The insurer made $18.7 billion in payments tied to swaps in the three weeks after AIG’s Sept. 16 bailout, according to another person familiar with the situation. The largest recipients were Societe Generale SA, which got $4.83 billion, Goldman Sachs Group Inc. with $2.97 billion, Deutsche Bank AG with $2.92 billion, Calyon Securities with $1.89 billion and Merrill Lynch & Co. with $1.32 billion, the person said.

So let me see if I got this right.

The United States Taxpayer covered bad bets that Goldman Sachs, SocGen, Deutsche, Calyon and Merrill made?

Who else?

Now why do I call these "bad bets"?

Because these firms knowingly and willfully failed to perform margin supervision nightly on AIG as their counterparty, they failed to provide their own supervision, and since they knowingly took this position aware of the lack of a central counterparty and systemic margin supervision they are the ones who are responsible for doing so.
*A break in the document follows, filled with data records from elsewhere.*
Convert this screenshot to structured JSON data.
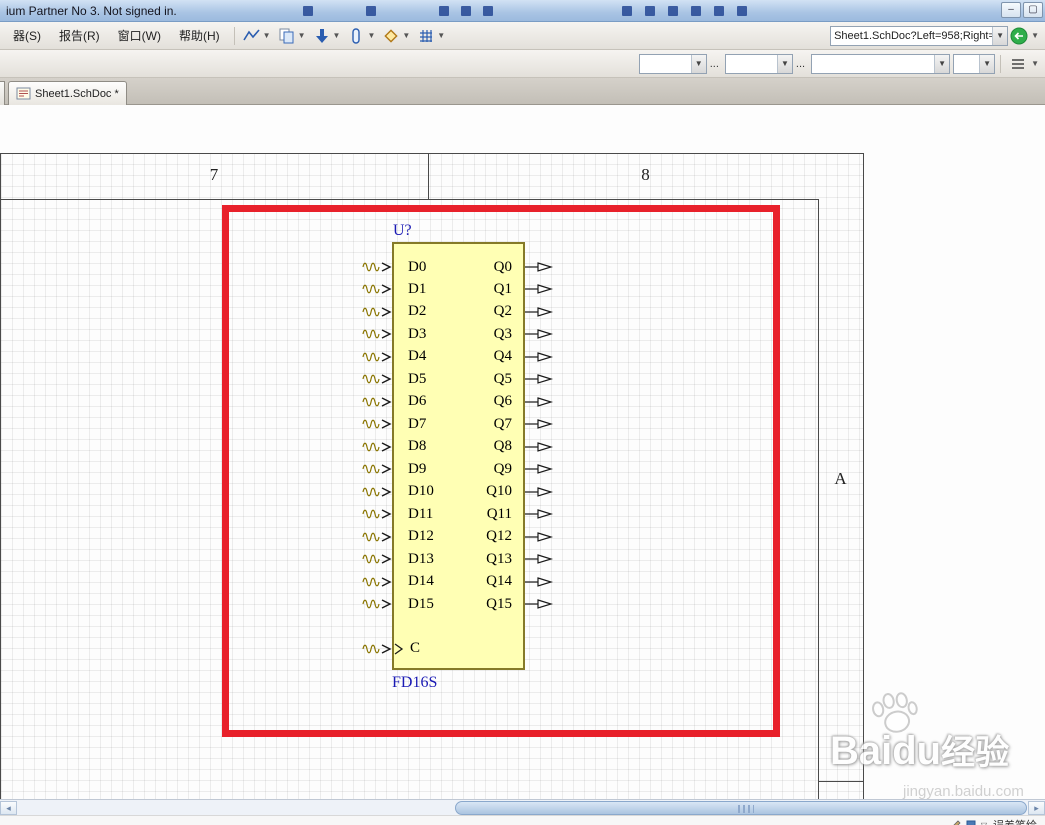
{
  "window": {
    "title": "ium Partner No 3. Not signed in."
  },
  "menu_bar": {
    "items": [
      "器(S)",
      "报告(R)",
      "窗口(W)",
      "帮助(H)"
    ]
  },
  "toolbar": {
    "icons": [
      "wire-icon",
      "sheet-symbol-icon",
      "arrow-down-icon",
      "pin-icon",
      "diamond-icon",
      "grid-icon"
    ],
    "doc_combo_value": "Sheet1.SchDoc?Left=958;Right=",
    "ellipsis": "..."
  },
  "toolbar2": {
    "combos": [
      "",
      "",
      "",
      ""
    ],
    "ellipsis": "..."
  },
  "tab_bar": {
    "tabs": [
      {
        "label": "Sheet1.SchDoc *"
      }
    ]
  },
  "sheet": {
    "zone_col_7": "7",
    "zone_col_8": "8",
    "zone_row_a": "A"
  },
  "component": {
    "designator": "U?",
    "part_name": "FD16S",
    "left_pins": [
      "D0",
      "D1",
      "D2",
      "D3",
      "D4",
      "D5",
      "D6",
      "D7",
      "D8",
      "D9",
      "D10",
      "D11",
      "D12",
      "D13",
      "D14",
      "D15"
    ],
    "right_pins": [
      "Q0",
      "Q1",
      "Q2",
      "Q3",
      "Q4",
      "Q5",
      "Q6",
      "Q7",
      "Q8",
      "Q9",
      "Q10",
      "Q11",
      "Q12",
      "Q13",
      "Q14",
      "Q15"
    ],
    "clock_pin": "C"
  },
  "watermark": {
    "brand": "Baidu",
    "brand_suffix": "经验",
    "url": "jingyan.baidu.com"
  },
  "status_bar": {
    "text": "误差笔绘"
  },
  "colors": {
    "component_fill": "#FFFFB4",
    "component_border": "#857A28",
    "highlight_red": "#E8212B",
    "schematic_blue": "#1A1AB4"
  }
}
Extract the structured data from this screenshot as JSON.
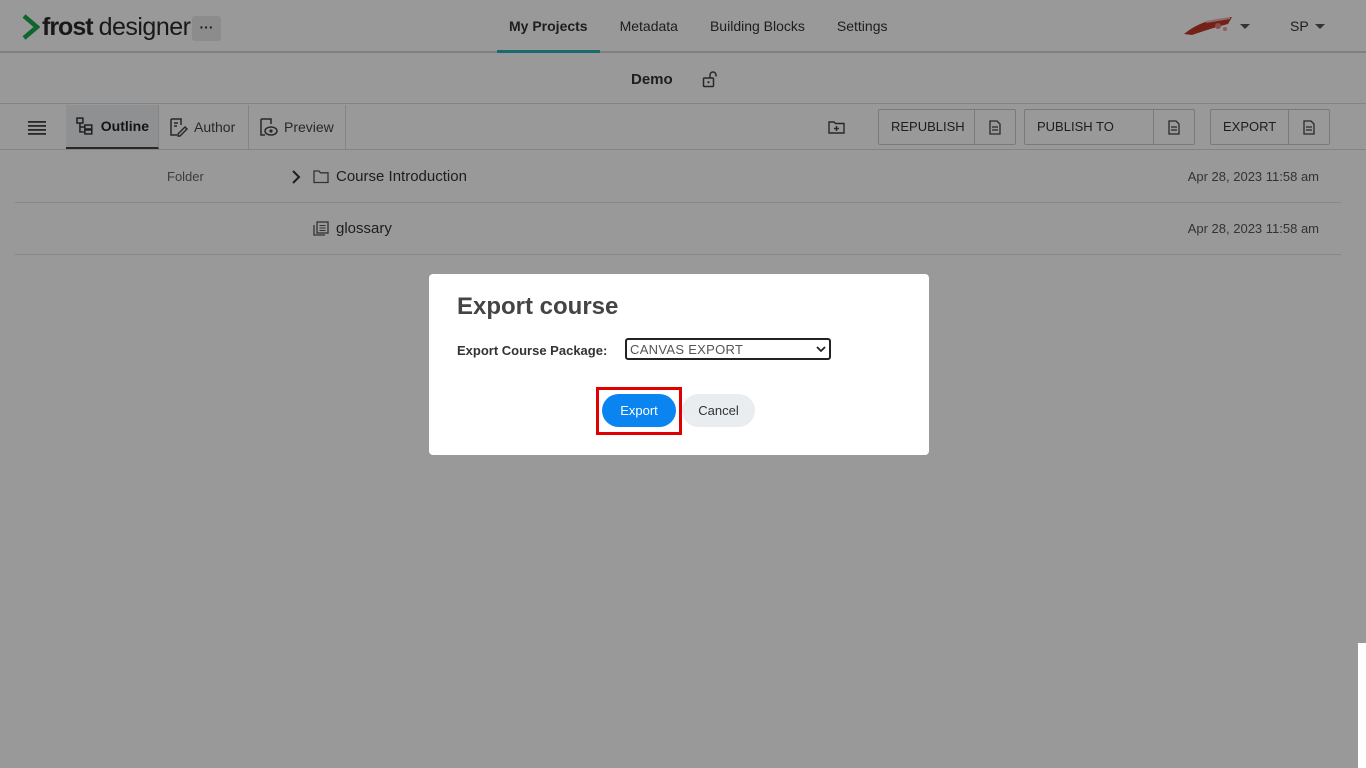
{
  "app": {
    "logo_bold": "frost",
    "logo_light": "designer",
    "more_label": "···"
  },
  "nav": {
    "tabs": [
      {
        "label": "My Projects",
        "active": true
      },
      {
        "label": "Metadata"
      },
      {
        "label": "Building Blocks"
      },
      {
        "label": "Settings"
      }
    ],
    "user_initials": "SP",
    "accent_color": "#2bb3b8"
  },
  "project": {
    "title": "Demo"
  },
  "toolbar": {
    "views": [
      {
        "label": "Outline",
        "active": true
      },
      {
        "label": "Author"
      },
      {
        "label": "Preview"
      }
    ],
    "republish_label": "REPUBLISH",
    "publish_lms_label": "PUBLISH TO LMS",
    "export_label": "EXPORT"
  },
  "items": [
    {
      "type": "Folder",
      "name": "Course Introduction",
      "date": "Apr 28, 2023 11:58 am",
      "icon": "folder-icon"
    },
    {
      "type": "",
      "name": "glossary",
      "date": "Apr 28, 2023 11:58 am",
      "icon": "page-icon"
    }
  ],
  "modal": {
    "title": "Export course",
    "package_label": "Export Course Package:",
    "package_selected": "CANVAS EXPORT",
    "export_button": "Export",
    "cancel_button": "Cancel",
    "primary_color": "#0a84f0",
    "highlight_color": "#e00000"
  }
}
Having not done so, having been derelict in their responsibility to supervise the margin capacity of their own counterparties to these swaps, and as a direct consequence finding themselves with a potentially worthless contract we now as taxpayers are told by subterfuge that we must bail out AIG to prevent "systemic damage."

Why do I say derelict? Gee, how long do you think that Goldman (or any of these other firms) will let one of their hedge fund clients go without marking their assets "to the market"?  Their traders are in the S&P pit every day - how often do they have to mark their positions to the market?  (nightly)

Are CDS quoted in various places?  Yep.  So how long would a properly diligent party let an OTC counterparty go when a position they hold moves against that counterparty before insisting that they prove up capital adequacy to pay at the current mark?

Why would it not be nightly, when it is for every exchange-traded instrument in existence and these instruments are quoted - they're not "marked to model".

The simple fact of the matter is that this is exactly akin to someone playing with gasoline inside their living room, spilling it all over the place, having it catch fire and then being*****ed off when the fire department isn't there within 30 seconds to put it out.

Let me be perfectly clear - I don't care who wants to trade with whom, provided that I as a taxpayer are not called to bail them out when they fail to supervise their positions.

Since it is now clear that none of these firms will (or can) perform their own supervision of these positions there is only one answer that will work to prevent this sort of systemic damage: The trading of CDS contracts off a regulated exchange sans a central counterparty must be banned as a matter of federal law.

Period.

I have argued for over a year that "private" (over the counter) CDS are an open invitation to abuse, are unsound in the first instance, encourage and overlook fraud (the willful writing of swaps you have no hope of being able to cover) and are impossible to supervise adequately, despite the protests of the ISDA and others.

We now have proof - I'm right and they're wrong.

How do we accomplish draining this swamp and putting a stop to the abuses, malfeasance and misfeasance?

Go read the previous Ticker.

This must be enacted into law, and it must be done now.

PS: Bloomberg "edited" their story linked above and removed the detail cited; too bad I got it before they did it!  Heh Bloomberg - this sort of nonsense forces me to call  on your "reporting", and further forces me to ask: who twisted your arm?